Method: UV light-cured circular discs (5 mm) were prepared from Clearfil SE Bond® (SE), Clearfil SE Protect® (PB), Adper Scotchbond SE® (ASE), and Adper Single Bond Plus (ASB+). Conditioned media (CM) were prepared by incubating the discs in DMEM culture medium at 37°C (1 h to 40 days). Normal human gingival fibroblasts and epithelial cells were grown in DMEM and then exposed to CM for 48 h. Toxicity of the CM of each bonding agent was measured by MTT viability assay (Roche Labs). Data analysis: ANOVA and Scheffe’s F procedure.

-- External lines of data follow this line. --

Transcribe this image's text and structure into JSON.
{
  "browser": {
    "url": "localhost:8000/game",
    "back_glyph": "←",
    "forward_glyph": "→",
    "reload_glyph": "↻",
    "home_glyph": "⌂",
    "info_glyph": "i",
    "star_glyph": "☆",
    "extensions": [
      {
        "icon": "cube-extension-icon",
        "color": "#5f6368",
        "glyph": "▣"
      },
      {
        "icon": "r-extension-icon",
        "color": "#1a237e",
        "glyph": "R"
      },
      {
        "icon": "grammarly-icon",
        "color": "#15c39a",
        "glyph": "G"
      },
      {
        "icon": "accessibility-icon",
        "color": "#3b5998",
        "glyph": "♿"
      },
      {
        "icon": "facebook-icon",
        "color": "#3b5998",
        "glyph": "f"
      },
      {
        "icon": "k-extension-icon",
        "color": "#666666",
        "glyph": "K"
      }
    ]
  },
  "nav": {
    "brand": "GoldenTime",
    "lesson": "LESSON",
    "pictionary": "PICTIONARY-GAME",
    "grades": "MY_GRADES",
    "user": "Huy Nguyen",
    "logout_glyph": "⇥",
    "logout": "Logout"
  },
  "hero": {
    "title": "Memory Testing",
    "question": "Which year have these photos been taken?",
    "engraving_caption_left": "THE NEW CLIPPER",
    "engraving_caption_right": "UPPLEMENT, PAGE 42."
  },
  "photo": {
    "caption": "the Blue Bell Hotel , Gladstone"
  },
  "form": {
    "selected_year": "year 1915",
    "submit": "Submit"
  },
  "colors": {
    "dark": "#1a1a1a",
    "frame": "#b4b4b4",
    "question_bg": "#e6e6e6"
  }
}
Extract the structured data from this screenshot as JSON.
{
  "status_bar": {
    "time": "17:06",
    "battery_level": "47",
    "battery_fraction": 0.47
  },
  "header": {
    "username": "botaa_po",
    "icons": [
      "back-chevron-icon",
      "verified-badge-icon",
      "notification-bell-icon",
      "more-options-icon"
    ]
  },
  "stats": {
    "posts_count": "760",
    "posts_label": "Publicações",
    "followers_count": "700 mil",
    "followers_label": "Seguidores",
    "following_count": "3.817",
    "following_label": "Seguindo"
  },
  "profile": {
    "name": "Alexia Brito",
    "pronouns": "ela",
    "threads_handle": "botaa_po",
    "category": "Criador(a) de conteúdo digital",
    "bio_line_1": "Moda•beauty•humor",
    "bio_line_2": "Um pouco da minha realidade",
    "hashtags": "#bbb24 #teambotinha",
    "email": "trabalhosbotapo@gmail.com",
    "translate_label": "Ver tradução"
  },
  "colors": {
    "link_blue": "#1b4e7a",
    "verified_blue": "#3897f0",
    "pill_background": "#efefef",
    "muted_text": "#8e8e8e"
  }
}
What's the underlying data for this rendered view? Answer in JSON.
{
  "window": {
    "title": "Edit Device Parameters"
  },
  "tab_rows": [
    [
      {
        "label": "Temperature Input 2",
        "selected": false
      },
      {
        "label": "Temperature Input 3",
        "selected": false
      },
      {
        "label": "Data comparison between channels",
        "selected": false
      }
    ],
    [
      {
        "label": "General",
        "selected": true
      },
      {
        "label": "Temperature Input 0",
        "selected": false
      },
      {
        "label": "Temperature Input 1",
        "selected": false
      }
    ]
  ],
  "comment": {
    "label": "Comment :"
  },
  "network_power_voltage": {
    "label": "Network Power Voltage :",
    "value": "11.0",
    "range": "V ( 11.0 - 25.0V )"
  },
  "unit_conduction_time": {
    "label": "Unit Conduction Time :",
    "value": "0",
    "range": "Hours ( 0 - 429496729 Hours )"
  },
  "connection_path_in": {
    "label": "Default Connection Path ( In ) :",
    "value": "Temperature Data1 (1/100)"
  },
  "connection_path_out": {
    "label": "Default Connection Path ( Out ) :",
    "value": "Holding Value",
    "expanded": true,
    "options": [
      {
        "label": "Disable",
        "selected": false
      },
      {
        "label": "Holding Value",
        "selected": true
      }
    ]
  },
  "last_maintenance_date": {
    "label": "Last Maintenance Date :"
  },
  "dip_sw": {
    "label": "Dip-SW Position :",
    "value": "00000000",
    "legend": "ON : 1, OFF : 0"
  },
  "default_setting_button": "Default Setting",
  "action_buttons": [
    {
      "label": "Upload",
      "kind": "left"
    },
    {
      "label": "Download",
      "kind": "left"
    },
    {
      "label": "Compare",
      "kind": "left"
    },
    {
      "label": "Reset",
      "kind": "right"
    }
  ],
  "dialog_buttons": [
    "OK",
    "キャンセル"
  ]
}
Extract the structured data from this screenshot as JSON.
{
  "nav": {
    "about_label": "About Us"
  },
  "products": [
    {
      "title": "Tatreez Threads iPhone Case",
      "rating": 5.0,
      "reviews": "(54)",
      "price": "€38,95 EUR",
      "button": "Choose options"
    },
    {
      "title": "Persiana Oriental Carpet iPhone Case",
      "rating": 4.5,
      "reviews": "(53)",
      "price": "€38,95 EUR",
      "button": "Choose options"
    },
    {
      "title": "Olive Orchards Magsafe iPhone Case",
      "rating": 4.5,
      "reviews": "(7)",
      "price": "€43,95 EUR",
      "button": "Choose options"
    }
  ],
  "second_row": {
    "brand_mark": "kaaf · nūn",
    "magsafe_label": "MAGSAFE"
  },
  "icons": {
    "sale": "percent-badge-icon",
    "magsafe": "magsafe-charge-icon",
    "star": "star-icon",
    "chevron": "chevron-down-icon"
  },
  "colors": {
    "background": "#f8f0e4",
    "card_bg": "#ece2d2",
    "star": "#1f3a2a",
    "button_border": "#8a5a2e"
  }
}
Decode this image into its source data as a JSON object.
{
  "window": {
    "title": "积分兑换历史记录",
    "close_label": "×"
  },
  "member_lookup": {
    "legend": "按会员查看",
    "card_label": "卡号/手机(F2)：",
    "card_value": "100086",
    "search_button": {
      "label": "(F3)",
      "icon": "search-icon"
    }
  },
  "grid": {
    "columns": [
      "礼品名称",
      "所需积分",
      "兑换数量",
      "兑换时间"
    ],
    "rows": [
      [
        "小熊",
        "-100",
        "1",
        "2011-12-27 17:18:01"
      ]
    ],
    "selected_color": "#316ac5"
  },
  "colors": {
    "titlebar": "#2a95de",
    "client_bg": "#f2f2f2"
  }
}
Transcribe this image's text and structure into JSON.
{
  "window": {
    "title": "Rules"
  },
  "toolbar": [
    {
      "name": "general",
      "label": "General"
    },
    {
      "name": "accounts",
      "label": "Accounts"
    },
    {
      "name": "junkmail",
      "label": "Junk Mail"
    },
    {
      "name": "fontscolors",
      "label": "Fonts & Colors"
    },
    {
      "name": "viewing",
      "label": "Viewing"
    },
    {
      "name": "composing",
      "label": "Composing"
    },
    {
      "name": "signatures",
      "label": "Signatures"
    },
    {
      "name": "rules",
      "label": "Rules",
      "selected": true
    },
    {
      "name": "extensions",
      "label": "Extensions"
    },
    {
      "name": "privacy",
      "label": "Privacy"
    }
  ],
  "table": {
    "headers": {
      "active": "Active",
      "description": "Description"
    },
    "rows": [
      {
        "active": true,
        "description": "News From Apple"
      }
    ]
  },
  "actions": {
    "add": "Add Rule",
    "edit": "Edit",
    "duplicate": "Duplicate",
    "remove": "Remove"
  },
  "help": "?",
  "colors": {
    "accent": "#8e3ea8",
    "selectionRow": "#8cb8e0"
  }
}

Result: The four adhesive systems differed in their toxicity. 79% of the cells were viable after exposure to SE 1 h CM, but viability decreased upon exposure to CM of longer periods. PB 1h to 3d CM was toxic but CM of longer periods had no effect. 74% of the cells were viable when exposed to ASB+ 1 h CM, but viability was decreased 20% by ≥7 d CM. On the other hand, ASE ≤ 7d CM was non-toxic, but CM of greater periods decreased viability by 36%.
Conclusion: The study suggests that cellular toxicity for all adhesive systems, in addition to bond strength and microleakage, should be considered when choosing a self-etching bonding agent system in clinical practice.